"He did you a favour, didn't he? He brought your daughter in."

"Yes, 'n' he'd jail us all if he got anything on us."

"Yes; and he'll shoot to kill if any of Quintana's people come here and try to break in."

Clinch grunted, peeled off his coat and got into a leather vest bristling with cartridge loops.

Trooper Stormont came into the back door, carrying his rifle.

"Some rough fellow been bothering your little daughter, Clinch?" he inquired. "The child was nearly all in when she met me out by Owl Marsh -- clothes half torn off her back, bare-foot and bleeding. She's a plucky youngster. I'll say so, Clinch. If you think the fellow may come here to annoy her I'll keep an eye on her till you return."

Clinch went up to Stormont, put his powerful hands on the young fellow's shoulders.

After a moment's glaring silence: "You look clean. I guess you be, too. I wanta tell you I'll cut the guts outa any guy that lays the heft of a single finger onto Eve."

"I'd do so, too, if I were you," said Stormont.

"Would ye? Well, I guess you're a real man, too, even if you're a State Trooper," growled Clinch. "G'wan up. She's a-nappin'. If she wakes up you kinda talk pleasant to her. You act pleasant and cozy. She ain't had no ma. You tell her to set snug and ca'm. Then you cook her an egg if she wants it. There's pie, too. I cal'late to be back by sundown."

"Nearer morning," remarked Smith.

Stormont shrugged. "I'll stay until you show up, Clinch."

The latter took another rifle from the corner and handed it to Smith with a loop of ammunition.

"Come on," he grunted.

On the veranda he strode up to the group of sullen, armed men who regarded his advent in expressionless silence.

Sid Hone was there, and Harvey Chase, and the Hastings boys, and Cornelius Blommers.

"You fellas comin'?" inquired Clinch.

"Where?" drawled Sid Hone.

"Me an' Hal Smith is cal'kalatin' to drive Star Peak.
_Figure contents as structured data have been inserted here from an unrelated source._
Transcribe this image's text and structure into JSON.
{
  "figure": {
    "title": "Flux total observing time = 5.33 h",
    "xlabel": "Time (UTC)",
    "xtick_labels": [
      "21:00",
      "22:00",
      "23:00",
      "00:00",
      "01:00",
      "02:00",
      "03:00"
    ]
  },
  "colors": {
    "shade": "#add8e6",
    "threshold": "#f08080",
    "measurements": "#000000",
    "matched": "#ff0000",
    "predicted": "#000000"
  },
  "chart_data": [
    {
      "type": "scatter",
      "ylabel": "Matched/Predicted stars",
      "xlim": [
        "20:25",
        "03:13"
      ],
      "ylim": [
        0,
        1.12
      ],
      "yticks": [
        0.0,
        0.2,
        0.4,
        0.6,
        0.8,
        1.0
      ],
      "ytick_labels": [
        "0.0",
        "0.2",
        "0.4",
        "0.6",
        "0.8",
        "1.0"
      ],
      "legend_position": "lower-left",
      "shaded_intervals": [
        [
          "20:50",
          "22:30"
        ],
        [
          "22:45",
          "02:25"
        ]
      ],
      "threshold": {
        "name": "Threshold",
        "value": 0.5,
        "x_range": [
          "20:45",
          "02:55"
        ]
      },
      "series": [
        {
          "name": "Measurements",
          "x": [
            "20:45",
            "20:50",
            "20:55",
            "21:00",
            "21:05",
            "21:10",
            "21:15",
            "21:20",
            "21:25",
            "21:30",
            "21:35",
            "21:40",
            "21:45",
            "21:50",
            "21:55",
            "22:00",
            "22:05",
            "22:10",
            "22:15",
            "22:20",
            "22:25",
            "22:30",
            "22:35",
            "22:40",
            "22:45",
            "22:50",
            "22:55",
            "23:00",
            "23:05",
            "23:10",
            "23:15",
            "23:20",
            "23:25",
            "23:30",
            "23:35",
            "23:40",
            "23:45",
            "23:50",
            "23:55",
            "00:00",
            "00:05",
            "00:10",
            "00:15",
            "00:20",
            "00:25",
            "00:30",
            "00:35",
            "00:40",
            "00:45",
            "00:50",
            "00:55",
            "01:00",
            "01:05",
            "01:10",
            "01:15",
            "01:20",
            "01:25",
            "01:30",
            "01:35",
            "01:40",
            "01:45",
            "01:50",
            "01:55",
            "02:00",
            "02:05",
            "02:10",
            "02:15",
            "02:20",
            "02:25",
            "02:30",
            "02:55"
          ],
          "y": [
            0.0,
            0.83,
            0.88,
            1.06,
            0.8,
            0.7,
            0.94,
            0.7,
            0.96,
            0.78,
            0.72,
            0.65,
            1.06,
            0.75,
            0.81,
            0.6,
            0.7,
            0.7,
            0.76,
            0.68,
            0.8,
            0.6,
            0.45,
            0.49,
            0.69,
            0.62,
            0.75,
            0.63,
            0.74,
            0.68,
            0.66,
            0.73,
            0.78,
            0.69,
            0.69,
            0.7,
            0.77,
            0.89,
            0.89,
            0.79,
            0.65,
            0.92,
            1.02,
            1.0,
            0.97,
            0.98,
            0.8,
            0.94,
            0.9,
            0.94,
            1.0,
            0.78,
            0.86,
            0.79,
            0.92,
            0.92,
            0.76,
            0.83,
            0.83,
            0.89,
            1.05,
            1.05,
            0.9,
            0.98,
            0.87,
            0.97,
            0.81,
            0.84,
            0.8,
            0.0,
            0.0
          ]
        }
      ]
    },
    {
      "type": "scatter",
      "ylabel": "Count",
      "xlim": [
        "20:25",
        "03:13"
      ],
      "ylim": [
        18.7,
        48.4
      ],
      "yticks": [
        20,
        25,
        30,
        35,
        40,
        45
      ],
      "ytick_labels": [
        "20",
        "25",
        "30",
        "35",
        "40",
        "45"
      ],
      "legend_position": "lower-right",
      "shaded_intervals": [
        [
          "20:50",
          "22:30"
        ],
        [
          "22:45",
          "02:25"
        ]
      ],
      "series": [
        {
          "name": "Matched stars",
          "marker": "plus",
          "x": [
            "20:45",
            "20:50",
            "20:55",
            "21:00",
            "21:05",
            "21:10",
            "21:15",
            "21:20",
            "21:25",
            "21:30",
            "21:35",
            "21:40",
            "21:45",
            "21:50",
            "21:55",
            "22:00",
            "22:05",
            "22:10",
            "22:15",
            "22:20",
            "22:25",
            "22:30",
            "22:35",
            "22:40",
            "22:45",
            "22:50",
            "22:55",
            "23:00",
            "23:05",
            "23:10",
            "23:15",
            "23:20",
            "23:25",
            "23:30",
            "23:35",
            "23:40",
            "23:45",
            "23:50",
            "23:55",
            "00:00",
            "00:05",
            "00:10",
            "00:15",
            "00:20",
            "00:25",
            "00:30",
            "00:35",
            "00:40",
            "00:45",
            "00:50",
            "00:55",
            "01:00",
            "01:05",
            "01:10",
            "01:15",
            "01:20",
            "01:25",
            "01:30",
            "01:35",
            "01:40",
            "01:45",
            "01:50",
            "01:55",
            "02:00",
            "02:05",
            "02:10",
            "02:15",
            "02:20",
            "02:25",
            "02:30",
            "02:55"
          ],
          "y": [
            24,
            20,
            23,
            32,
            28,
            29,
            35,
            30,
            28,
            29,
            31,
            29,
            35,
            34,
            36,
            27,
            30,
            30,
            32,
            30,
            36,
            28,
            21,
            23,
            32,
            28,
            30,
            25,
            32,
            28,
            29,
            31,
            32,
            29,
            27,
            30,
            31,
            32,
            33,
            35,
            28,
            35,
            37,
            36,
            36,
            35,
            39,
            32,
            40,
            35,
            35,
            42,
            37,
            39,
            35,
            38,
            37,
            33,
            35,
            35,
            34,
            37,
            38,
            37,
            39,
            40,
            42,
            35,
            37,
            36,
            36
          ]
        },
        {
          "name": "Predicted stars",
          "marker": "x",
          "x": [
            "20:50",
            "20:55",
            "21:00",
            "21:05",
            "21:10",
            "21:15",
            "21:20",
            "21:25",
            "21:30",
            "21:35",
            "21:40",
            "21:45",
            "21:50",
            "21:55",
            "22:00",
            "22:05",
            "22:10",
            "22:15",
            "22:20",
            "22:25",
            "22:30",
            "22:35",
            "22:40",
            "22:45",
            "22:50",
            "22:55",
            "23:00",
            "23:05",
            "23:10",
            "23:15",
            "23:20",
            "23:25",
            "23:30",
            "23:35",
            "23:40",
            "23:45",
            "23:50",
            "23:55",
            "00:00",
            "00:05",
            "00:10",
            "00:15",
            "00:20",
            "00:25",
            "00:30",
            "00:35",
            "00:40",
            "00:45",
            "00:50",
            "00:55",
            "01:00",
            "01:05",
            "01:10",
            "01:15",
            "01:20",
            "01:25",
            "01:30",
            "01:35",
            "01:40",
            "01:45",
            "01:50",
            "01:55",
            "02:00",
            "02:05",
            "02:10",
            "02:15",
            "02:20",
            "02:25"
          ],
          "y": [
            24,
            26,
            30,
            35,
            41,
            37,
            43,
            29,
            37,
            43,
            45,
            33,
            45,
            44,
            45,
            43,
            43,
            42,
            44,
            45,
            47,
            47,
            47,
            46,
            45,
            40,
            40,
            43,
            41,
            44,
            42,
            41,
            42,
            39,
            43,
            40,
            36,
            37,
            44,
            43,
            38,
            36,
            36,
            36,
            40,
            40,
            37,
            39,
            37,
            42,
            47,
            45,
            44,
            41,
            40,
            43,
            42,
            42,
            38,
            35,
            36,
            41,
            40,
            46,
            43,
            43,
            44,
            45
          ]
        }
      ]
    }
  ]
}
It ain't a deer, neither."

There ensued a grim interval. Clinch's wintry smile began to glimmer.

"Booze agents or game protectors? Which?" asked Byron Hastings. "They both look like deer -- if a man gits mad enough."

Clinch's smile became terrifying. "I shell out five hundred dollars for every deer that's dropped on Star Peak to-day," he said. "And I hope there won't be no accidents and no mistakin' no stranger for a deer," he added, wagging his great, square head.